毎日目を通す九想話さんのブログ記事に、「最近あまりマグロを食べたくなくなった」と書いてあった。日本人は一般的にマグロが好きだ。実は私も好きだったのだが、半年ほど前から食べる回数を少なくした。それにははっきりとした理由がある。
理由とは、今年になってから「マグロには、水銀が多く含まれている」と改めて知ったからだ。
水銀は体内に入ると蓄積する。その結果、歴史的に有名な公害事件も起きた。「水俣病」と「新潟水俣病」だ。どちらも工場が流し続けたメチル水銀を含む廃液が原因だった。

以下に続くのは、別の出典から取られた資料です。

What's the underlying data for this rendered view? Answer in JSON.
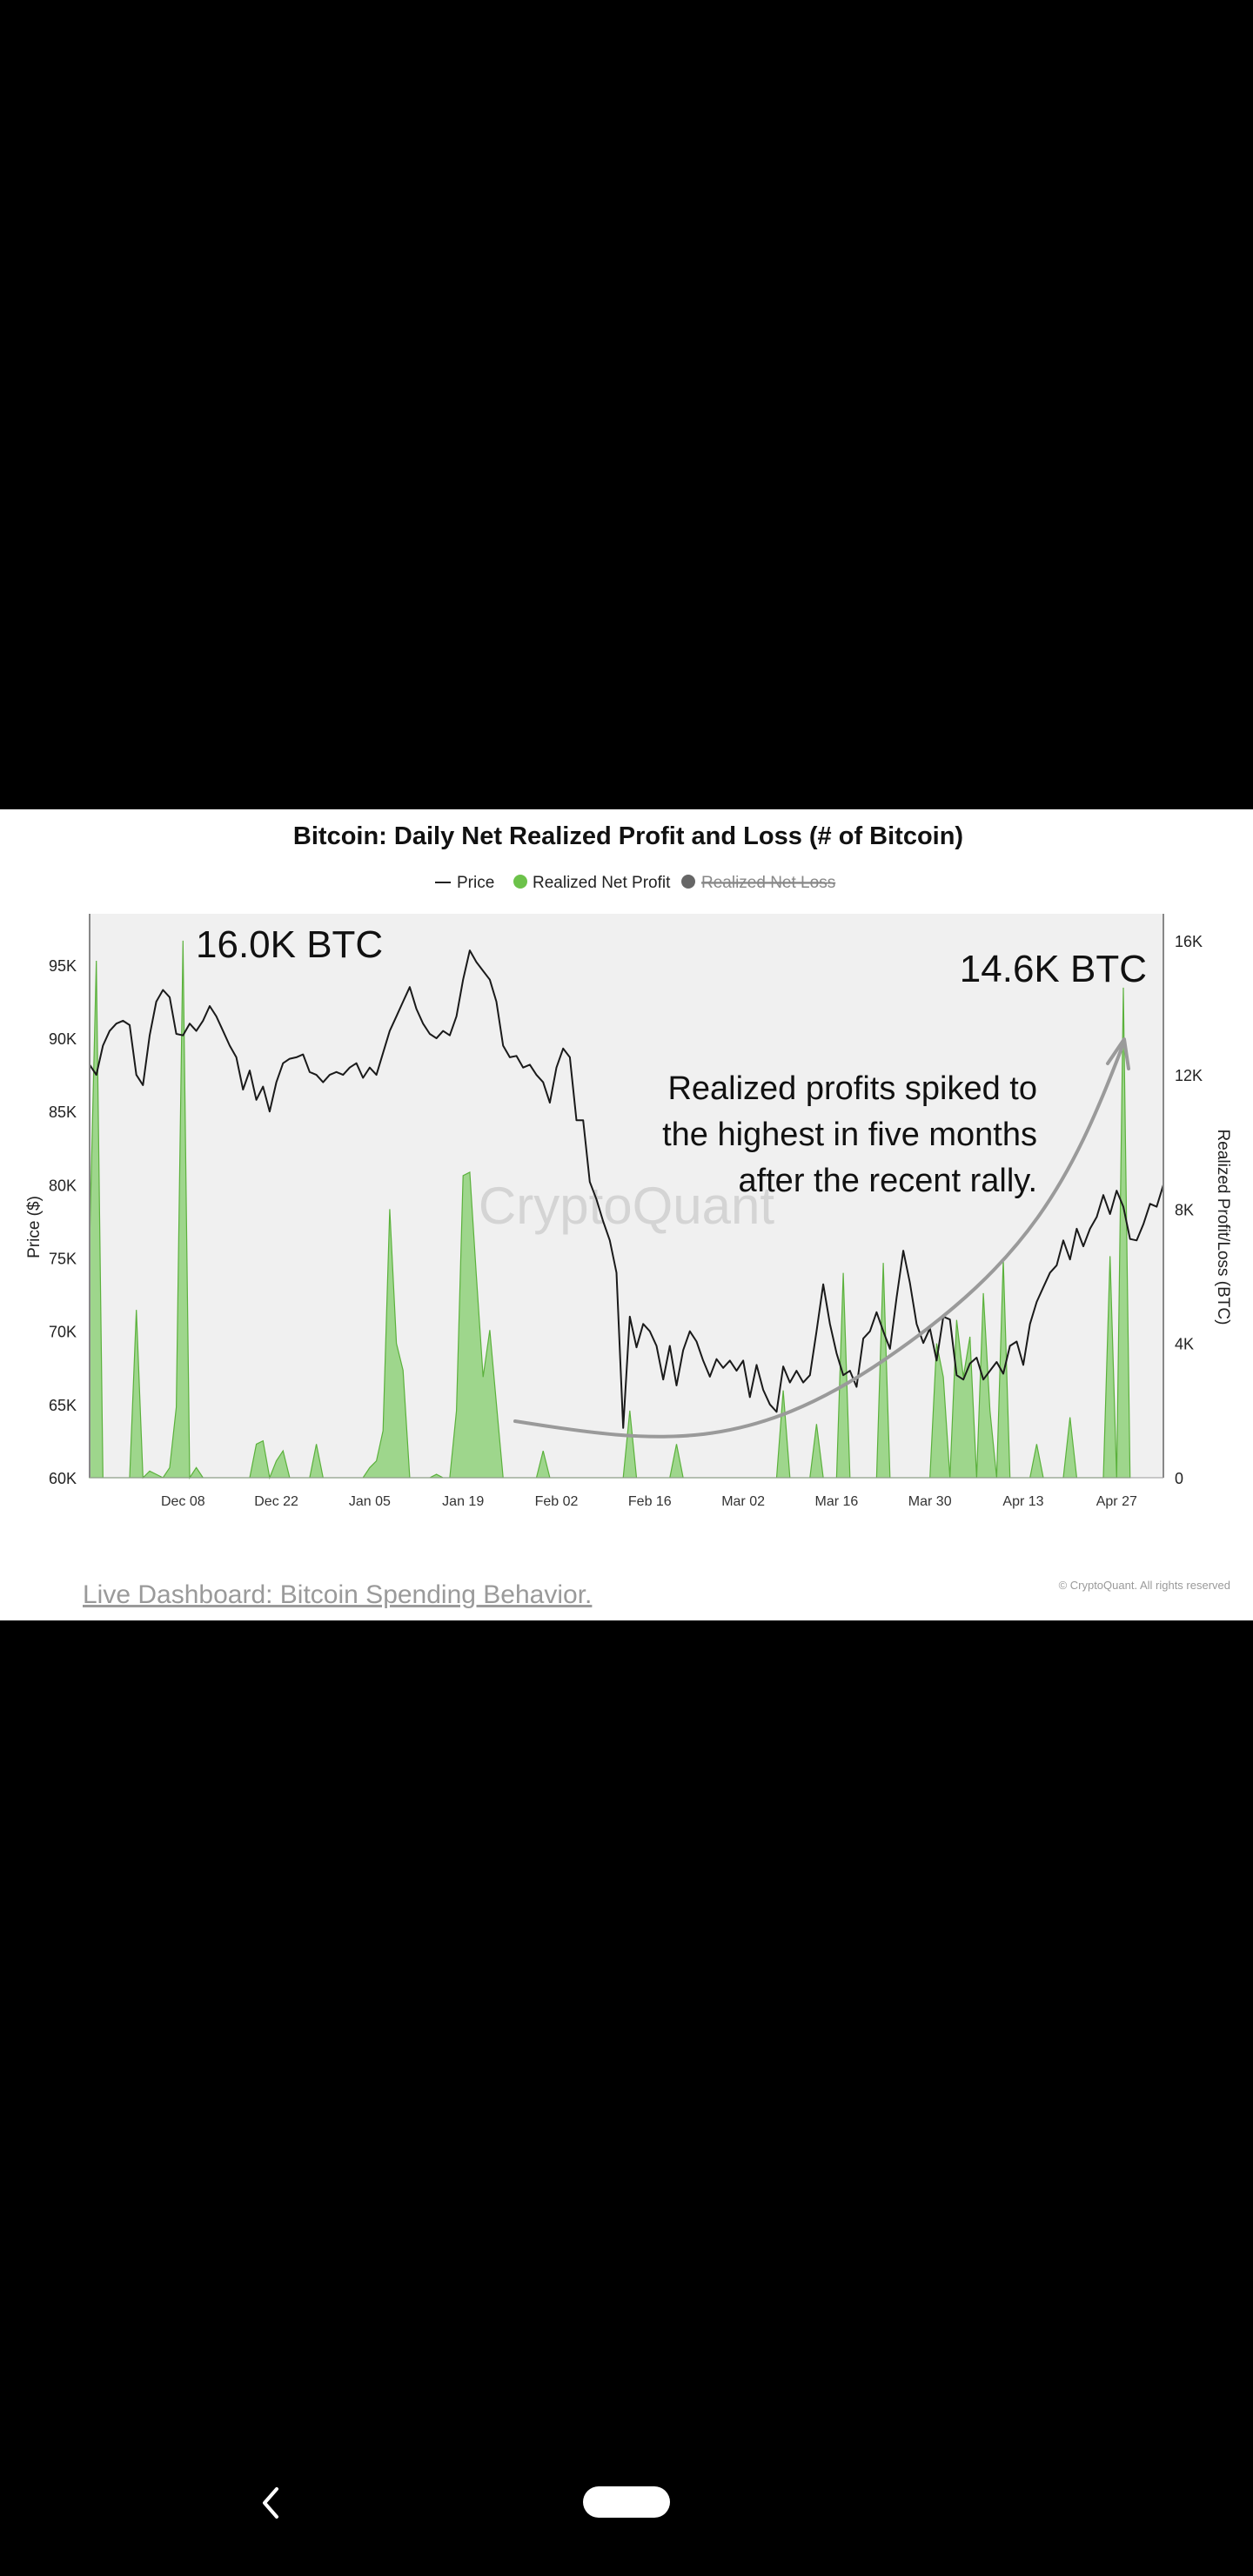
{
  "chart_data": {
    "type": "line+area",
    "title": "Bitcoin: Daily Net Realized Profit and Loss (# of Bitcoin)",
    "legend": [
      {
        "label": "Price",
        "marker": "line",
        "color": "#222222"
      },
      {
        "label": "Realized Net Profit",
        "marker": "dot",
        "color": "#6cc24a"
      },
      {
        "label": "Realized Net Loss",
        "marker": "dot",
        "color": "#666666",
        "hidden": true
      }
    ],
    "watermark": "CryptoQuant",
    "ylabel_left": "Price ($)",
    "ylabel_right": "Realized Profit/Loss (BTC)",
    "y_left_ticks": [
      "95K",
      "90K",
      "85K",
      "80K",
      "75K",
      "70K",
      "65K",
      "60K"
    ],
    "y_left_range": [
      60000,
      98500
    ],
    "y_right_ticks": [
      "16K",
      "12K",
      "8K",
      "4K",
      "0"
    ],
    "y_right_range": [
      0,
      16800
    ],
    "x_ticks": [
      "Dec 08",
      "Dec 22",
      "Jan 05",
      "Jan 19",
      "Feb 02",
      "Feb 16",
      "Mar 02",
      "Mar 16",
      "Mar 30",
      "Apr 13",
      "Apr 27"
    ],
    "x_range_days": [
      -14,
      147
    ],
    "price": [
      [
        -14,
        88200
      ],
      [
        -13,
        87500
      ],
      [
        -12,
        89500
      ],
      [
        -11,
        90500
      ],
      [
        -10,
        91000
      ],
      [
        -9,
        91200
      ],
      [
        -8,
        90900
      ],
      [
        -7,
        87500
      ],
      [
        -6,
        86800
      ],
      [
        -5,
        90200
      ],
      [
        -4,
        92500
      ],
      [
        -3,
        93300
      ],
      [
        -2,
        92800
      ],
      [
        -1,
        90300
      ],
      [
        0,
        90200
      ],
      [
        1,
        91000
      ],
      [
        2,
        90500
      ],
      [
        3,
        91200
      ],
      [
        4,
        92200
      ],
      [
        5,
        91500
      ],
      [
        6,
        90500
      ],
      [
        7,
        89500
      ],
      [
        8,
        88700
      ],
      [
        9,
        86500
      ],
      [
        10,
        87800
      ],
      [
        11,
        85800
      ],
      [
        12,
        86700
      ],
      [
        13,
        85000
      ],
      [
        14,
        87000
      ],
      [
        15,
        88300
      ],
      [
        16,
        88600
      ],
      [
        17,
        88700
      ],
      [
        18,
        88900
      ],
      [
        19,
        87700
      ],
      [
        20,
        87500
      ],
      [
        21,
        87000
      ],
      [
        22,
        87500
      ],
      [
        23,
        87700
      ],
      [
        24,
        87500
      ],
      [
        25,
        88000
      ],
      [
        26,
        88300
      ],
      [
        27,
        87300
      ],
      [
        28,
        88000
      ],
      [
        29,
        87500
      ],
      [
        30,
        89000
      ],
      [
        31,
        90500
      ],
      [
        32,
        91500
      ],
      [
        33,
        92500
      ],
      [
        34,
        93500
      ],
      [
        35,
        92000
      ],
      [
        36,
        91000
      ],
      [
        37,
        90300
      ],
      [
        38,
        90000
      ],
      [
        39,
        90500
      ],
      [
        40,
        90200
      ],
      [
        41,
        91500
      ],
      [
        42,
        94000
      ],
      [
        43,
        96000
      ],
      [
        44,
        95200
      ],
      [
        45,
        94600
      ],
      [
        46,
        94000
      ],
      [
        47,
        92500
      ],
      [
        48,
        89500
      ],
      [
        49,
        88700
      ],
      [
        50,
        88800
      ],
      [
        51,
        88000
      ],
      [
        52,
        88200
      ],
      [
        53,
        87500
      ],
      [
        54,
        87000
      ],
      [
        55,
        85600
      ],
      [
        56,
        88000
      ],
      [
        57,
        89300
      ],
      [
        58,
        88700
      ],
      [
        59,
        84400
      ],
      [
        60,
        84400
      ],
      [
        61,
        80200
      ],
      [
        62,
        79000
      ],
      [
        63,
        77500
      ],
      [
        64,
        76200
      ],
      [
        65,
        74000
      ],
      [
        66,
        63400
      ],
      [
        67,
        71000
      ],
      [
        68,
        68900
      ],
      [
        69,
        70500
      ],
      [
        70,
        70000
      ],
      [
        71,
        69000
      ],
      [
        72,
        66700
      ],
      [
        73,
        69000
      ],
      [
        74,
        66300
      ],
      [
        75,
        68700
      ],
      [
        76,
        70000
      ],
      [
        77,
        69300
      ],
      [
        78,
        68000
      ],
      [
        79,
        66900
      ],
      [
        80,
        68100
      ],
      [
        81,
        67500
      ],
      [
        82,
        68000
      ],
      [
        83,
        67300
      ],
      [
        84,
        68000
      ],
      [
        85,
        65500
      ],
      [
        86,
        67700
      ],
      [
        87,
        66000
      ],
      [
        88,
        65000
      ],
      [
        89,
        64500
      ],
      [
        90,
        67600
      ],
      [
        91,
        66500
      ],
      [
        92,
        67300
      ],
      [
        93,
        66500
      ],
      [
        94,
        67000
      ],
      [
        95,
        70000
      ],
      [
        96,
        73200
      ],
      [
        97,
        70500
      ],
      [
        98,
        68500
      ],
      [
        99,
        67000
      ],
      [
        100,
        67300
      ],
      [
        101,
        66200
      ],
      [
        102,
        69500
      ],
      [
        103,
        70000
      ],
      [
        104,
        71300
      ],
      [
        105,
        70000
      ],
      [
        106,
        68800
      ],
      [
        107,
        72300
      ],
      [
        108,
        75500
      ],
      [
        109,
        73300
      ],
      [
        110,
        70500
      ],
      [
        111,
        69200
      ],
      [
        112,
        70200
      ],
      [
        113,
        68000
      ],
      [
        114,
        71000
      ],
      [
        115,
        70800
      ],
      [
        116,
        67000
      ],
      [
        117,
        66700
      ],
      [
        118,
        67800
      ],
      [
        119,
        68200
      ],
      [
        120,
        66700
      ],
      [
        121,
        67300
      ],
      [
        122,
        67900
      ],
      [
        123,
        67100
      ],
      [
        124,
        69000
      ],
      [
        125,
        69300
      ],
      [
        126,
        67700
      ],
      [
        127,
        70500
      ],
      [
        128,
        72000
      ],
      [
        129,
        73000
      ],
      [
        130,
        74000
      ],
      [
        131,
        74500
      ],
      [
        132,
        76200
      ],
      [
        133,
        74900
      ],
      [
        134,
        77000
      ],
      [
        135,
        75800
      ],
      [
        136,
        77000
      ],
      [
        137,
        77800
      ],
      [
        138,
        79300
      ],
      [
        139,
        78000
      ],
      [
        140,
        79600
      ],
      [
        141,
        78500
      ],
      [
        142,
        76300
      ],
      [
        143,
        76200
      ],
      [
        144,
        77300
      ],
      [
        145,
        78700
      ],
      [
        146,
        78500
      ],
      [
        147,
        80000
      ]
    ],
    "realized_net_profit": [
      [
        -14,
        7000
      ],
      [
        -13,
        15400
      ],
      [
        -12,
        0
      ],
      [
        -8,
        0
      ],
      [
        -7,
        5000
      ],
      [
        -6,
        0
      ],
      [
        -5,
        200
      ],
      [
        -4,
        100
      ],
      [
        -3,
        0
      ],
      [
        -2,
        300
      ],
      [
        -1,
        2100
      ],
      [
        0,
        16000
      ],
      [
        1,
        0
      ],
      [
        2,
        300
      ],
      [
        3,
        0
      ],
      [
        10,
        0
      ],
      [
        11,
        1000
      ],
      [
        12,
        1100
      ],
      [
        13,
        0
      ],
      [
        14,
        500
      ],
      [
        15,
        800
      ],
      [
        16,
        0
      ],
      [
        19,
        0
      ],
      [
        20,
        1000
      ],
      [
        21,
        0
      ],
      [
        27,
        0
      ],
      [
        28,
        300
      ],
      [
        29,
        500
      ],
      [
        30,
        1400
      ],
      [
        31,
        8000
      ],
      [
        32,
        4000
      ],
      [
        33,
        3200
      ],
      [
        34,
        0
      ],
      [
        37,
        0
      ],
      [
        38,
        100
      ],
      [
        39,
        0
      ],
      [
        40,
        0
      ],
      [
        41,
        2000
      ],
      [
        42,
        9000
      ],
      [
        43,
        9100
      ],
      [
        44,
        6000
      ],
      [
        45,
        3000
      ],
      [
        46,
        4400
      ],
      [
        47,
        2200
      ],
      [
        48,
        0
      ],
      [
        53,
        0
      ],
      [
        54,
        800
      ],
      [
        55,
        0
      ],
      [
        66,
        0
      ],
      [
        67,
        2000
      ],
      [
        68,
        0
      ],
      [
        73,
        0
      ],
      [
        74,
        1000
      ],
      [
        75,
        0
      ],
      [
        89,
        0
      ],
      [
        90,
        2600
      ],
      [
        91,
        0
      ],
      [
        94,
        0
      ],
      [
        95,
        1600
      ],
      [
        96,
        0
      ],
      [
        98,
        0
      ],
      [
        99,
        6100
      ],
      [
        100,
        0
      ],
      [
        104,
        0
      ],
      [
        105,
        6400
      ],
      [
        106,
        0
      ],
      [
        112,
        0
      ],
      [
        113,
        4000
      ],
      [
        114,
        3000
      ],
      [
        115,
        0
      ],
      [
        116,
        4700
      ],
      [
        117,
        3000
      ],
      [
        118,
        4200
      ],
      [
        119,
        0
      ],
      [
        120,
        5500
      ],
      [
        121,
        2000
      ],
      [
        122,
        0
      ],
      [
        123,
        6500
      ],
      [
        124,
        0
      ],
      [
        127,
        0
      ],
      [
        128,
        1000
      ],
      [
        129,
        0
      ],
      [
        132,
        0
      ],
      [
        133,
        1800
      ],
      [
        134,
        0
      ],
      [
        138,
        0
      ],
      [
        139,
        6600
      ],
      [
        140,
        0
      ],
      [
        141,
        14600
      ],
      [
        142,
        0
      ]
    ],
    "annotations": [
      {
        "text": "16.0K BTC"
      },
      {
        "text": "14.6K BTC"
      },
      {
        "lines": [
          "Realized profits spiked to",
          "the highest in five months",
          "after the recent rally."
        ]
      }
    ]
  },
  "footer": {
    "link_text": "Live Dashboard: Bitcoin Spending Behavior.",
    "credit": "© CryptoQuant. All rights reserved"
  }
}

「水俣病」は、水俣湾周辺で捕獲された魚介類を長期に渡って食べていた多くの猫や住民に被害が出た。水質を汚染したのはチッソ株式会社だった。その事をやっと国が認めたのは1968年だったため、被害は多くの住民に広がった。
「新潟水俣病」も阿賀野川周辺に住む住民に、昭和電工が流した工場廃液に含まれていたメチル水銀が、プランクトンを汚染し、それを食べた小魚の体内に濃縮し、それらを知らずに食べて発症したことが分かったのだった。
その後も「四日市の大気汚染」など公害事件が多発し、諸外国からは「日本は公害列島だ」というレッテルを張られたりした。これらは1960年代に始まった経済の高度成長が背景にあった。
1967年になってやっと国は「公害対策基本法」を制定。公害の防止と対策に取りかかった。
この法律は1993年には「環境基本法」になり、大気汚染、水質汚染、食品公害などから国民が守られることになった。
それから約30年が経ち、私達の知識は広がったと思うが、自分事としての意識は逆に弱くなっているように思う。
研究によると、食品の中で特に含有率が高い順に並べると、金目鯛、クロマグロ、メバチマグロ、ミナミマグロ、メカジキ、土鯨、マッコウクジラの順になっているので、マグロは概して含有量の高い魚になる。
これは海水中のメチル水銀が、プランクトンに移行し、その後「食物連鎖」によって、小魚⇒中型魚⇒大型魚と取り込まれ、濃縮して行くからだ。また、深海に住む魚類は含有量が高いとも言われている。
今回私が調べて分かったのだが、2003年6月、厚労省は「微量のメチル水銀が胎児に影響を与える可能性がある」という注意を喚起していた。
妊婦は1日80gの接取なら週に2回までとしている。さらに北海道大学の研究によると黄鯛、マカジキ、ユメカサゴ、ミナミマグロ、ヨシキリザメ、イシイルカ、黒ムツなどに多く含まれていると言うので、これらの常食には注意したい。
九想話さんのお陰で、1960年代以降の事を色々思い返したり、新たな研究や国からの注意を知る事ができて有り難かった。
私は既に後期高齢者だが、常々健康には注意をしている。ただでさえ高齢になると起こりやすい「手足のしびれ、言語障害、意識消失など」は、メチル水銀の中毒と同じだから、マグロなどの大型魚を頻繁に摂取する事にはできるだけ気を付けたいと思う。